Uncommon and awkward objects work well for this style of training. In his videos, you'll see Sentmanat work with everything from body dummies to punching bags to the aforementioned sandbags to kegs. To Sentmanat, you should work with whatever you can get your hands on.
"The key is that you're moving, covering distance, and it requires some form of strength."
4. Train for Explosive Power and Agility
One of the most impressive aspects to Sentmanat is how quickly and quietly he moves for a straight-jacked 6-foot-2, 240-pound man.
"You need explosive power for fighting, for punching, grabbing, and throwing," he says. "You need agility to be able to sprint, run, change directions, and jump fences. As a police officer, I got in foot chases where I had to jump refrigerators, 3-foot fences, 6-foot fences, and then fight."
To develop this explosiveness, he prescribes simple moves like box jumps and punches and kicks paired with agility moves, while wearing a heavy resistance band anchored to a wall or cage.
5. Develop Stamina and Endurance
In Sentmanat's system, it's not enough just to be strong and fast. You have to be able to go long, too, to meet the demands you'll face in life or in the field—areas that don't necessarily spell out when, where, or for how long you'll have to engage or evade an opponent.

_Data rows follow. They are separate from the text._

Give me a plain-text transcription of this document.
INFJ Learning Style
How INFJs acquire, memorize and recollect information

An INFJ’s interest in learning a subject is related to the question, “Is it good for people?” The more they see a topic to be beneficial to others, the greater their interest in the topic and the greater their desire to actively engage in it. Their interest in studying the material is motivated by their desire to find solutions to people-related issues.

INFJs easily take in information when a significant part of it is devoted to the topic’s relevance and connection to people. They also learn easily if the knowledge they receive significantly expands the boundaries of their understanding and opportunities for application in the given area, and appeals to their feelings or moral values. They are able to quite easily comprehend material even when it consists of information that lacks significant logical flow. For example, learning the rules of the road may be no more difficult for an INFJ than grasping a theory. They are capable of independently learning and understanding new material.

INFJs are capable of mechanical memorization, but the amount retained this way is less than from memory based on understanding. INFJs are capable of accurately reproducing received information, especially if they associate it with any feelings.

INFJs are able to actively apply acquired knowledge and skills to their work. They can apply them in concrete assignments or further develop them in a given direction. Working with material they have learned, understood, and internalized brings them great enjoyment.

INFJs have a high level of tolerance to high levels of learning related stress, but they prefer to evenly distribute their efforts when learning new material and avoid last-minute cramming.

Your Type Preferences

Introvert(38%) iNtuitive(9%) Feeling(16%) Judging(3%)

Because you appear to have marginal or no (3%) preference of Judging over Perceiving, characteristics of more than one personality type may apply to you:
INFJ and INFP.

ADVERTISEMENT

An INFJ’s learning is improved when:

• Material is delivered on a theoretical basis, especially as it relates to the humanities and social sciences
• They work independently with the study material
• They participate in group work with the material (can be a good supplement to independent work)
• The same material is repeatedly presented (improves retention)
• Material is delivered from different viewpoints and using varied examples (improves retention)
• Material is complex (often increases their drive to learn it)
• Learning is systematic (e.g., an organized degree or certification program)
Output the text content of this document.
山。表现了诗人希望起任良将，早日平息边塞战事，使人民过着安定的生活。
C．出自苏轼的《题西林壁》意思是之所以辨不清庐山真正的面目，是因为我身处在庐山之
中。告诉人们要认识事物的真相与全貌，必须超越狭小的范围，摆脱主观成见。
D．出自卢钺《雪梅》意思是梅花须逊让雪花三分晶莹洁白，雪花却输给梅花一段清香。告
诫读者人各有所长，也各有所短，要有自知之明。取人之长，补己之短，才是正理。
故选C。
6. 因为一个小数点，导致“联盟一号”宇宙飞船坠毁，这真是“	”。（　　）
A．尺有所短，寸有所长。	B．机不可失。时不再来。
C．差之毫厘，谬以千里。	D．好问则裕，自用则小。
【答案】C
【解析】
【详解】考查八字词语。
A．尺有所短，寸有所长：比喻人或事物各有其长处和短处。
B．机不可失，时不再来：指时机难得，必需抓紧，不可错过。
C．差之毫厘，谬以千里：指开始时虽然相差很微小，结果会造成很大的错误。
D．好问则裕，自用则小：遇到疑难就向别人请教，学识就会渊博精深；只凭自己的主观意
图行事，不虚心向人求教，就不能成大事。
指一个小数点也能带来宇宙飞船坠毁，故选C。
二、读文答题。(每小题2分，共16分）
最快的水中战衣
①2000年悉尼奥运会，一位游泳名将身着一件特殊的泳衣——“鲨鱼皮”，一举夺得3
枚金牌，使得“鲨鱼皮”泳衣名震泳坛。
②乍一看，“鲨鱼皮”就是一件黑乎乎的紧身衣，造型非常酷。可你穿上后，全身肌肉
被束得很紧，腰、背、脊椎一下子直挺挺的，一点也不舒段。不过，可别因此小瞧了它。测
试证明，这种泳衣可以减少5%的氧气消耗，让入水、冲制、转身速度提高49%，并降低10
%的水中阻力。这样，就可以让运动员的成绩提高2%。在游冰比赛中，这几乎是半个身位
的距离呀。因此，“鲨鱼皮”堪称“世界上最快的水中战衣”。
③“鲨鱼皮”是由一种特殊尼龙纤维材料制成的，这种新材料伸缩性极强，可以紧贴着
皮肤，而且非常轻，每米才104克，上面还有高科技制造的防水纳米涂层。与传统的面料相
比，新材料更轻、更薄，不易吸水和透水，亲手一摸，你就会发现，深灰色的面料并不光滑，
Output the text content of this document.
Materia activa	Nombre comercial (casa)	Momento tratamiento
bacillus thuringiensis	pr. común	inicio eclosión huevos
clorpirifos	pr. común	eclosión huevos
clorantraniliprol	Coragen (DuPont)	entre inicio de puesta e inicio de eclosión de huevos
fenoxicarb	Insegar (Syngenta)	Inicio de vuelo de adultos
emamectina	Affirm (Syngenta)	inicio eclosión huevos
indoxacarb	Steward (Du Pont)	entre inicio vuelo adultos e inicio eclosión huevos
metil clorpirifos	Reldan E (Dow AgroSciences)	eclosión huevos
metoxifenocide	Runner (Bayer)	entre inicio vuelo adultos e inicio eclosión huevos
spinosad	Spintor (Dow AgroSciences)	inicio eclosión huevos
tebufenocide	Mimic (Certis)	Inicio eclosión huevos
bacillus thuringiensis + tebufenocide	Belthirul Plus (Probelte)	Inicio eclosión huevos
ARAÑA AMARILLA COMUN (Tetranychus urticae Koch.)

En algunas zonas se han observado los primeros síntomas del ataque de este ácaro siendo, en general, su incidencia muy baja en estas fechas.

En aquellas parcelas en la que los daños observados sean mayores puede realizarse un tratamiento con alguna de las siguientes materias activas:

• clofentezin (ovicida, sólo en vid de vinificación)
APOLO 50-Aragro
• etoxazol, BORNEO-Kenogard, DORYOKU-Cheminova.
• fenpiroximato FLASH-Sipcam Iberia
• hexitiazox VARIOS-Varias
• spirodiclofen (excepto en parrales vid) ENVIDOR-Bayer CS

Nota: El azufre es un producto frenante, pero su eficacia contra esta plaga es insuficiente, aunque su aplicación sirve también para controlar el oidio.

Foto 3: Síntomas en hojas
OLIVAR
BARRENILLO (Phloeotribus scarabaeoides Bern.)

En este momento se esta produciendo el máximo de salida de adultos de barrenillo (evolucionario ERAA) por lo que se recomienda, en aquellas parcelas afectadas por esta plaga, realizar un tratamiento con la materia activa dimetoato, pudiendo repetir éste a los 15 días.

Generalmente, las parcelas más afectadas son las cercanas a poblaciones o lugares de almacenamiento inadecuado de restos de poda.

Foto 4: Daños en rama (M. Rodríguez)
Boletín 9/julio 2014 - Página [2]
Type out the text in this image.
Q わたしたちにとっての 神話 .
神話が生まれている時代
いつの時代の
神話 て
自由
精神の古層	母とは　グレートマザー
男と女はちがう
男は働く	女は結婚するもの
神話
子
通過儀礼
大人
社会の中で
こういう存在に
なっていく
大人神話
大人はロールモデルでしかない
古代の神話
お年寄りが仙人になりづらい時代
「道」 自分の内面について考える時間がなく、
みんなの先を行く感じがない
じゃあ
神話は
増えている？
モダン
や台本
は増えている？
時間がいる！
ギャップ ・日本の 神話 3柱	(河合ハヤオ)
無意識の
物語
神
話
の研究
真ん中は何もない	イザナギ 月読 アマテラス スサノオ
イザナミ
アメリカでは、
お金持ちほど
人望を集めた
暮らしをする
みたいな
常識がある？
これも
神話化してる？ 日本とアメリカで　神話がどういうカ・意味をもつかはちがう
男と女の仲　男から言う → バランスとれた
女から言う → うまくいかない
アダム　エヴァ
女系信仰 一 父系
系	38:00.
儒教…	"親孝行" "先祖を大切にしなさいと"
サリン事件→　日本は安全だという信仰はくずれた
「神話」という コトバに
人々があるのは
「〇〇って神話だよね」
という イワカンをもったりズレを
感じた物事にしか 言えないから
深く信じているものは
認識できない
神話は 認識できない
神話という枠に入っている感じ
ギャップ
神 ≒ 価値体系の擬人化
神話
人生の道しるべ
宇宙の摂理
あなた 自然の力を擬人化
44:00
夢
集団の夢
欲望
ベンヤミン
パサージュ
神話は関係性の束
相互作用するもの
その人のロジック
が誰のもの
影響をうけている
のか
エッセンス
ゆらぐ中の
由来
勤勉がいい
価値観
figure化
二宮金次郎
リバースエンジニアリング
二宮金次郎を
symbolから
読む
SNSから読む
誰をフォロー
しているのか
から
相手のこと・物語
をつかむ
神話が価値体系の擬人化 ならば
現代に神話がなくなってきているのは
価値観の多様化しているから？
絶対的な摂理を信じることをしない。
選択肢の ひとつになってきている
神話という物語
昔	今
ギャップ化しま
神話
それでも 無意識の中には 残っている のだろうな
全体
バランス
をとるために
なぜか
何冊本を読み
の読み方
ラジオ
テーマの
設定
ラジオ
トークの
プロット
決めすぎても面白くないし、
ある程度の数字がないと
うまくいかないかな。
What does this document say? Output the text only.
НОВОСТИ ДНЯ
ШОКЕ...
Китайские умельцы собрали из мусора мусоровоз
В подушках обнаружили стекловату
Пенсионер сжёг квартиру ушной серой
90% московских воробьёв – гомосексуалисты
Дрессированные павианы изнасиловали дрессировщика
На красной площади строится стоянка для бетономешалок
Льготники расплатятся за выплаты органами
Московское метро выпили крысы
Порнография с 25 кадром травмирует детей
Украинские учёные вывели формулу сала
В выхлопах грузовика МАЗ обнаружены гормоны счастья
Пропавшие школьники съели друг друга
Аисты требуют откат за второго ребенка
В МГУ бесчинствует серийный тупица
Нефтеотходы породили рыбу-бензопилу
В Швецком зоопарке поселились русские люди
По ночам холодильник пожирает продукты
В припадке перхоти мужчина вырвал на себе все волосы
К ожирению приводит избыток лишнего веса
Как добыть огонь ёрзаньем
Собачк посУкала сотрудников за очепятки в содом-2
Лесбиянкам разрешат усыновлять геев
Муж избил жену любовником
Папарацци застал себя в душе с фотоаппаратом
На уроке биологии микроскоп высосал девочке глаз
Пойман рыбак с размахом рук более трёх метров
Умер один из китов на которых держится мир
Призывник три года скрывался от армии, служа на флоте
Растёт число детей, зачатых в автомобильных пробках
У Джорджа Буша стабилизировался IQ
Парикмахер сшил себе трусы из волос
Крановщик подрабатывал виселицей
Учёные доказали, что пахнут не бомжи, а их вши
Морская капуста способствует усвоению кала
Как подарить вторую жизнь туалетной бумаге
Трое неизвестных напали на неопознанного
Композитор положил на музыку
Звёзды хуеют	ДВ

"You need to be able to do 30-40 minutes of incredibly high intensity work and still have enough gas to fight and finish the job," he says.
To develop this, he prescribes workouts like half-mile run repeats with burpee box jumps and snatches between efforts.
6. Get your Mind Right
Finally, Sentmanat emphasizes that all trainees must work just as hard on their mental clarity and focus as they do on their physical training.
"If you're training for football, baseball, or any other sport, there are stakes. But when you lose, nobody dies," he says. "Most of my adult life, the main reason for my training was to be proficient at my job, so everyone could go home at night."
Accordingly, Sentmanat preaches that the body is more capable than we think. To overcome mental fatigue, he says, the body must experience pain.
"Go to the utter limit, and then do 5 more reps," he says. "That's how you get better and stronger, and become a world champion at what you do."